Broadband providers — including both larger providers and more than 300 members of ACA Connects, many of which are in smaller markets and rural areas — are participating in the program, and many reduced their prices or raised speeds for those eligible, Lieberman said.

“Instead of the typical finger-pointing that happens in Washington when there’s a problem, in this case, stakeholders have come together on an effective solution and now working together to solve it for all Americans in every part of the country,” he said.

Shirley Bloomfield, the CEO of NCTA — The Rural Broadband Association, told CNN that the program will both help build networks but also ensure “that people can actually utilize these networks.” Many of the independent telecommunications companies Bloomfield represents participated in the pandemic-era Emergency Broadband Benefit Program, and the Affordable Connectivity Program takes a step toward building on that connectivity for those who need it.

“Broadband access in rural areas is already expensive because you just don’t have as many subscribers to spread the cost among. So having this kind of a program is going to be really critical,” Bloomfield said.

The disparities between Americans who had high-speed internet and those who did not have been put in sharp relief during the Covid-19 pandemic, particularly for students needing high-speed internet for virtual learning. Getting more Americans internet access — and making it more affordable to those who already have it — is a “top priority” for the White House, Ramamurti and Landrieu said.

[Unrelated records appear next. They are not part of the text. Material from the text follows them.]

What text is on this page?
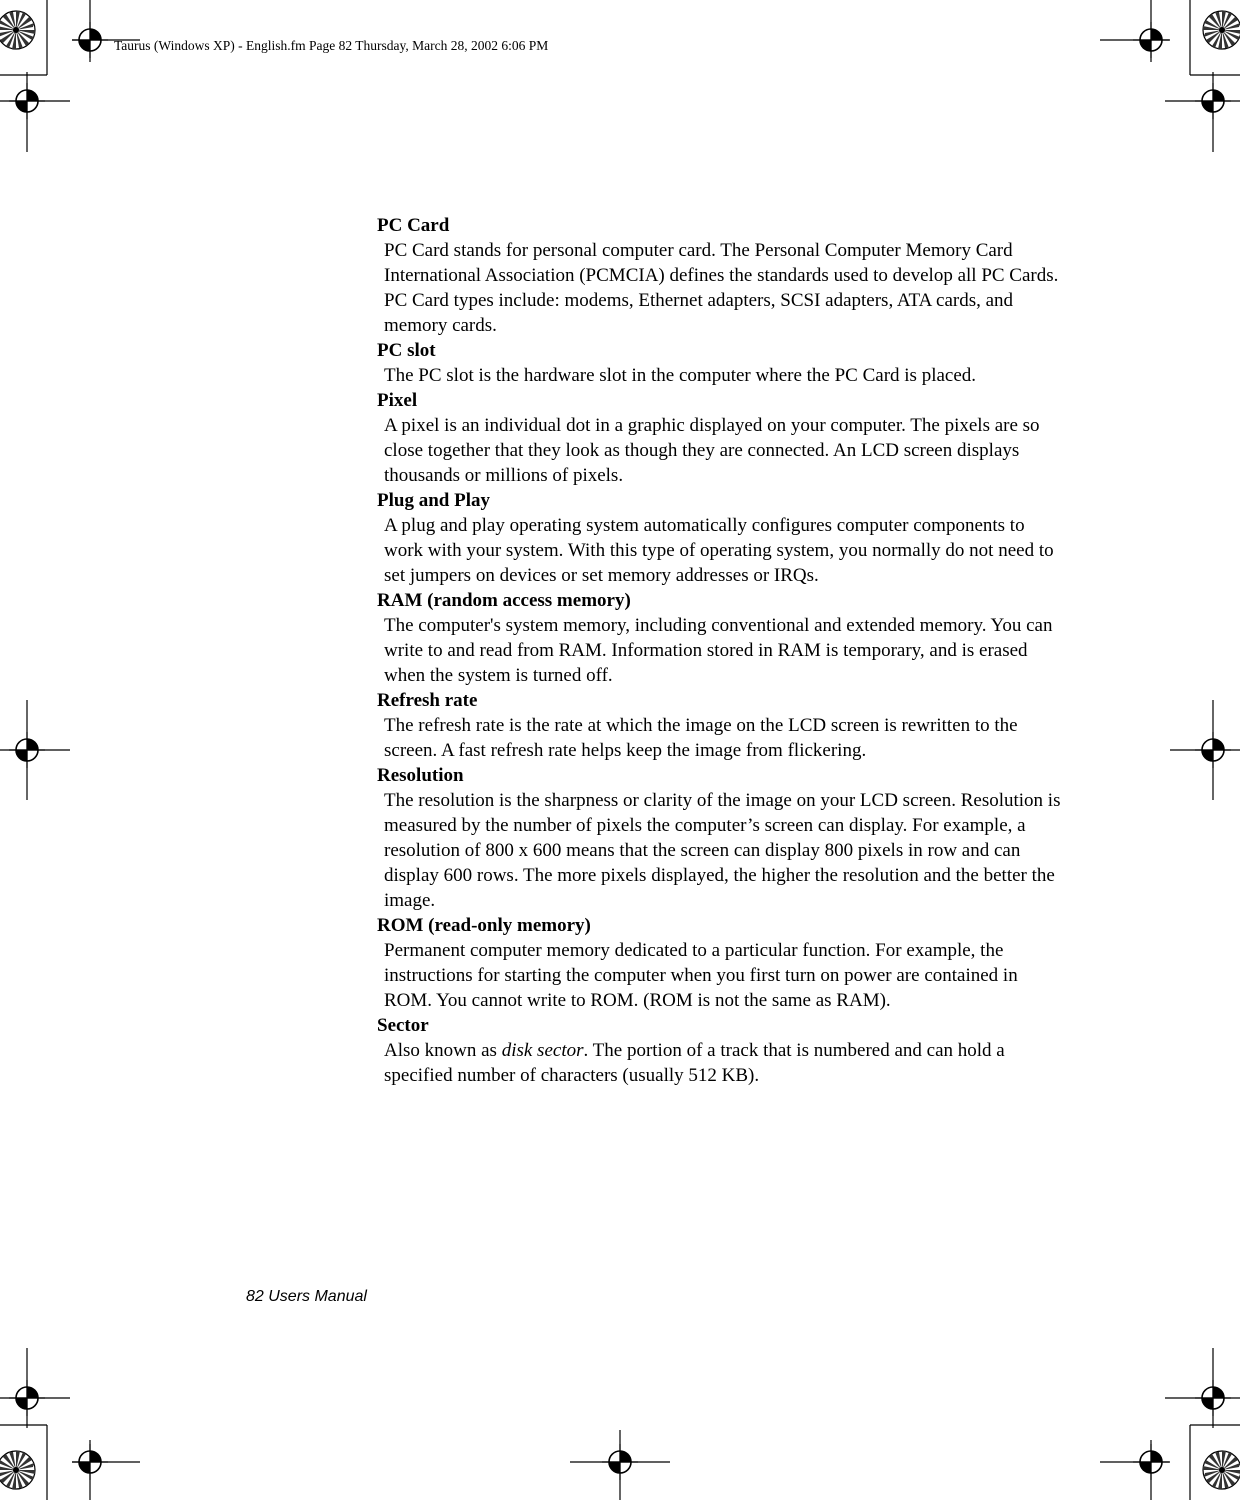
Taurus (Windows XP) - English.fm Page 82 Thursday, March 28, 2002 6:06 PM

PC Card

PC Card stands for personal computer card. The Personal Computer Memory Card International Association (PCMCIA) defines the standards used to develop all PC Cards. PC Card types include: modems, Ethernet adapters, SCSI adapters, ATA cards, and memory cards.

PC slot

The PC slot is the hardware slot in the computer where the PC Card is placed.

Pixel

A pixel is an individual dot in a graphic displayed on your computer. The pixels are so close together that they look as though they are connected. An LCD screen displays thousands or millions of pixels.

Plug and Play

A plug and play operating system automatically configures computer components to work with your system. With this type of operating system, you normally do not need to set jumpers on devices or set memory addresses or IRQs.

RAM (random access memory)

The computer's system memory, including conventional and extended memory. You can write to and read from RAM. Information stored in RAM is temporary, and is erased when the system is turned off.

Refresh rate

The refresh rate is the rate at which the image on the LCD screen is rewritten to the screen. A fast refresh rate helps keep the image from flickering.

Resolution

The resolution is the sharpness or clarity of the image on your LCD screen. Resolution is measured by the number of pixels the computer’s screen can display. For example, a resolution of 800 x 600 means that the screen can display 800 pixels in row and can display 600 rows. The more pixels displayed, the higher the resolution and the better the image.

ROM (read-only memory)

Permanent computer memory dedicated to a particular function. For example, the instructions for starting the computer when you first turn on power are contained in ROM. You cannot write to ROM. (ROM is not the same as RAM).

Sector

Also known as disk sector. The portion of a track that is numbered and can hold a specified number of characters (usually 512 KB).

82 Users Manual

There are challenges in reaching Americans to inform them about the program and their eligibility, and the White House is still working to spread the word. There has been significant sign-up engagement through direct mail and text messaging, Ramamurti said. And the Department of Education, for example, will alert all current Pell Grant recipients of their eligibility via email this summer.

Harris on Thursday is sending letters to all 50 governors “encouraging them to spread the word in their states to enroll,” Harris’ senior adviser for communications Herbie Ziskend said.

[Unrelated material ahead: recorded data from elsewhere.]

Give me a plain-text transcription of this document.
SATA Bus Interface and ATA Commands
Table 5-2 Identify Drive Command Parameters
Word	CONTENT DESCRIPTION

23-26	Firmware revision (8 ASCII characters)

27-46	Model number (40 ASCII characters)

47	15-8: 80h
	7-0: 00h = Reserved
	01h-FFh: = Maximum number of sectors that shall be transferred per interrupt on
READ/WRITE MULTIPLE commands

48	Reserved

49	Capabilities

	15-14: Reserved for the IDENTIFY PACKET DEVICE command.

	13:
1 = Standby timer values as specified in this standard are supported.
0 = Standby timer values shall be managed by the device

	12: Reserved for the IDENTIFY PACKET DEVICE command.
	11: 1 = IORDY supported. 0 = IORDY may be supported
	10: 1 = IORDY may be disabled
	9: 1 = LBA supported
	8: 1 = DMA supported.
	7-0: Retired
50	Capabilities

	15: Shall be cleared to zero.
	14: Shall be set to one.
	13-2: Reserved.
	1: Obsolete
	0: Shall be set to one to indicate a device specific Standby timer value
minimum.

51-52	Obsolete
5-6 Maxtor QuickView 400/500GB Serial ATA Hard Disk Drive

The letter, obtained by CNN, includes step-by-step guidance on best practices and ways states can help with outreach.

“Our administration is doubling down on our enrollment push and we hope you will continue your work to sign up households in your state,” Harris writes.

In Massachusetts, for instance, the commonwealth texted people they believed were eligible through the SNAP program, which led to a doubled enrollment rate in the following days, according to Ramamurti. Officials hope that other states will follow that lead and come up with other new solutions.

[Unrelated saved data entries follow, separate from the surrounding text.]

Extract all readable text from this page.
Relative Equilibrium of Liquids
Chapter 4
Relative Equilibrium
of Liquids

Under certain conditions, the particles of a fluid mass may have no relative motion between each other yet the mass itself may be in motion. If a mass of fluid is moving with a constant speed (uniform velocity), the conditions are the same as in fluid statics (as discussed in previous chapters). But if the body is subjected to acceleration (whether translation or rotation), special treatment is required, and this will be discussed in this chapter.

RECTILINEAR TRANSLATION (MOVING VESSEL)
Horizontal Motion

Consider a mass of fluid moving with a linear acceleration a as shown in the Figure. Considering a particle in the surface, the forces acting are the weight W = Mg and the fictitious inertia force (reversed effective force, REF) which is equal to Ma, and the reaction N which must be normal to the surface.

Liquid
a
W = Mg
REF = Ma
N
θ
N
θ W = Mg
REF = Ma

Bloomfield suggested that, much like efforts to educate Americans on Covid-19 vaccines through their healthcare providers, there should be more “tools in the hands of broadband providers that are out in the community” to help encourage sign-ups.

Biden announced shortly after taking office during a Joint Address to Congress that he had tasked Harris with helping to advocate for broadband infrastructure funding.

“She took that assignment, traveled the country, met with providers and Americans, and convened lawmakers, and worked to get this into the final bill,” Ziskend said, adding that Harris previously sponsored the Accessible Affordable Broadband Act while she was in the Senate.

Another White House official noted that Harris was personally struck by the divide exacerbated by the Covid-19 pandemic for the nation’s students. A lack of broadband accessibility led to learning loss, a lack of opportunity, and longer-term educational impacts for many young Americans, the official said.

The bipartisan infrastructure package, passed in November 2021, included a $65 billion federal investment in broadband.

During a trip to a community center in Charlotte, North Carolina, Thursday, Harris will meet with people enrolled in the connectivity program at a local community center and deliver remarks on the investment, Ziskend said.